Grover Cleveland was elected president only 2 years after leaving the job of Mayor of Buffalo to be governor of NY. That's the closest I think.
DI_D PR_TTY BOY
I'd like to buy a vowel.
Presidents that never held elective office before being president: Taylor, Grant, Hoover, Eisenhower, Trump. Taft was on one such list, but he was elected to a local judgeship before moving up via appointments.
I have wondered why more mayors don't run for President, but I guess a lot of them are like Julian Castro---not much experience and not much support among party elites.
One of those is not like the other. There's elective office, and then there's General, Cabinet member, etc. And then there's long time prominent buffoon.

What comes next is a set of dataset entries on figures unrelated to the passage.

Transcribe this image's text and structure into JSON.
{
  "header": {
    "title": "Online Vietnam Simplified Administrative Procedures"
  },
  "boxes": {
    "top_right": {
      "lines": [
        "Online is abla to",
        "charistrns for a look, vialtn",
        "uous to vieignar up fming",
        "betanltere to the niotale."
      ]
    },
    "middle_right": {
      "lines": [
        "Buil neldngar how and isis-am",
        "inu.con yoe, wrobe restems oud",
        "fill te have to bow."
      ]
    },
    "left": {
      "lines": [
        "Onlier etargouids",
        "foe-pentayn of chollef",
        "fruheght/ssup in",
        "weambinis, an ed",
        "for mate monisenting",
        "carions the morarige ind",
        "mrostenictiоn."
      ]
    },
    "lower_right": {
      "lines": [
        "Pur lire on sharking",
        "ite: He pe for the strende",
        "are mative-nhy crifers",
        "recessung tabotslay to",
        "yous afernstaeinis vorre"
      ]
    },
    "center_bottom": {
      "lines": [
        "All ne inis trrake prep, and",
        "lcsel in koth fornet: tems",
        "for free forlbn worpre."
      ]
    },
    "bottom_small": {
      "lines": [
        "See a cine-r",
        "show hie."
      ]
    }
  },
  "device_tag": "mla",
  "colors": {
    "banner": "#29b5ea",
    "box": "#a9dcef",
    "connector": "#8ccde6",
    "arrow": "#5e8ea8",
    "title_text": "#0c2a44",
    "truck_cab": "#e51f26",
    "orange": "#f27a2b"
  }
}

Granted, I don't think any other long-time prominent buffoon could've done it.
In fact, the timeline where he did is fucking crazy. Flying cars and shit.
Yeah, why didn't he run? Was he scared of Rutherford B. Hayes and Benjamin Harrison?
Possible counterpoint: there was no TV then.
Barnum served two terms in the Connecticut legislature in 1865 as a Republican for Fairfield, Connecticut. He spoke before the legislature concerning the ratification of the Thirteenth Amendment to the United States Constitution, which abolished slavery and involuntary servitude: "A human soul, 'that God has created and Christ died for,' is not to be trifled with. It may tenant the body of a Chinaman, a Turk, an Arab, or a Hottentot--it is still an immortal spirit".[5] He was elected in 1875 as Mayor of Bridgeport, Connecticut, where he worked to improve the water supply, bring gas lighting to streets, and enforce liquor and prostitution laws.
Chinaman
Guess he was not aware of the preferred nomenclature.
He was elected in 1875 as Mayor of Bridgeport
See, that's where he went wrong.
PT BARNUM WAS THE GREATEST MAYOR WE EVER HAD
26 is interesting!
Separately,
Dors claimed to have hidden away more than £2 million in banks across Europe. In 1982, she gave her son Mark Dawson a sheet of paper on which, she told him, was a code that would reveal the whereabouts of the money. His stepfather Alan Lake supposedly knew the key that would crack the code, but he committed suicide soon after her death and Dawson was left with an apparently unsolvable puzzle.